Counterexample to the second eigenfunction having one zero for a non-local Schrodinger operator

TL;DR

This paper presents a counterexample showing that the second eigenfunction of a perturbed fractional Laplace operator can have two zeros, challenging classical assumptions and providing new insights into nonlocal Schrödinger operators.

Contribution

It introduces the first rigorous counterexample demonstrating multiple sign changes in the second eigenfunction of a nonlocal Schrödinger operator.

Findings

Second eigenfunction can have two zeros, not one.

Counterexample constructed for fractional Laplace operator with s=1/2.

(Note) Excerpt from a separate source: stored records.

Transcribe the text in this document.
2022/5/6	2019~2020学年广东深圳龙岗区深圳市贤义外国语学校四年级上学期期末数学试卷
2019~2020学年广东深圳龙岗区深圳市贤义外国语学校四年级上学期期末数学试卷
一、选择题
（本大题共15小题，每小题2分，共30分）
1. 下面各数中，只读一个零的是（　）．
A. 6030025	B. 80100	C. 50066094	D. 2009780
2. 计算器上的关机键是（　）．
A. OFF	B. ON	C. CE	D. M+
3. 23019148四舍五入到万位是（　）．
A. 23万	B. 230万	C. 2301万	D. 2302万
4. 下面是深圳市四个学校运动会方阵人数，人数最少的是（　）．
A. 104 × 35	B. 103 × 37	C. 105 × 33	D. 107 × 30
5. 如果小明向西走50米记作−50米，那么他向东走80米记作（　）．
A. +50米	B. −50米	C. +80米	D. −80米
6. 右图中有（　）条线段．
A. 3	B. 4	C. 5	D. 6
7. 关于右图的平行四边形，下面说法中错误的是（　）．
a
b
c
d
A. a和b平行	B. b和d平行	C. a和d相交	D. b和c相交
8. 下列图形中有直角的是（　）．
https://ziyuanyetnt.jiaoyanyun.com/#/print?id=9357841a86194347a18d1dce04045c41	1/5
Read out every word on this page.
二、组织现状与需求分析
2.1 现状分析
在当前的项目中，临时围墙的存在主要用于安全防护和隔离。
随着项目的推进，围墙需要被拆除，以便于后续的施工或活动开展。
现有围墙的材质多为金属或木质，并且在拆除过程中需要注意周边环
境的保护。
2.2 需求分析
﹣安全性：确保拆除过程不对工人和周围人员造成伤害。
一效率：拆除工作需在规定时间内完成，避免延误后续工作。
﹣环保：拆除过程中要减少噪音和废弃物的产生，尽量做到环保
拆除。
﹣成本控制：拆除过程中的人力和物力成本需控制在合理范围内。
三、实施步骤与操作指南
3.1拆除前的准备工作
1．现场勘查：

Method suggests similar phenomena for other rational s in (0,1).

Abstract

We demonstrate that the second eigenfunction of a perturbed fractional Laplace operator on a bounded interval can exhibit two sign changes, in stark contrast with the classical expectation that it should have exactly one zero. Our construction employs the Kato-Rellich regular perturbation theory to analyse an infinite potential well eigenvalue problem, and then uses an energy-minimisation argument to extend this counterexample to finite potential wells. Although our detailed analysis focuses on the case where s takes value 1/2 (the Cauchy process), our approach strongly suggests that similar phenomena occur for other rational values of s in (0, 1). At the time of writing, this result provides one of the first rigorous insights into the qualitative behaviour of eigenfunctions for perturbed nonlocal Schrodinger operators.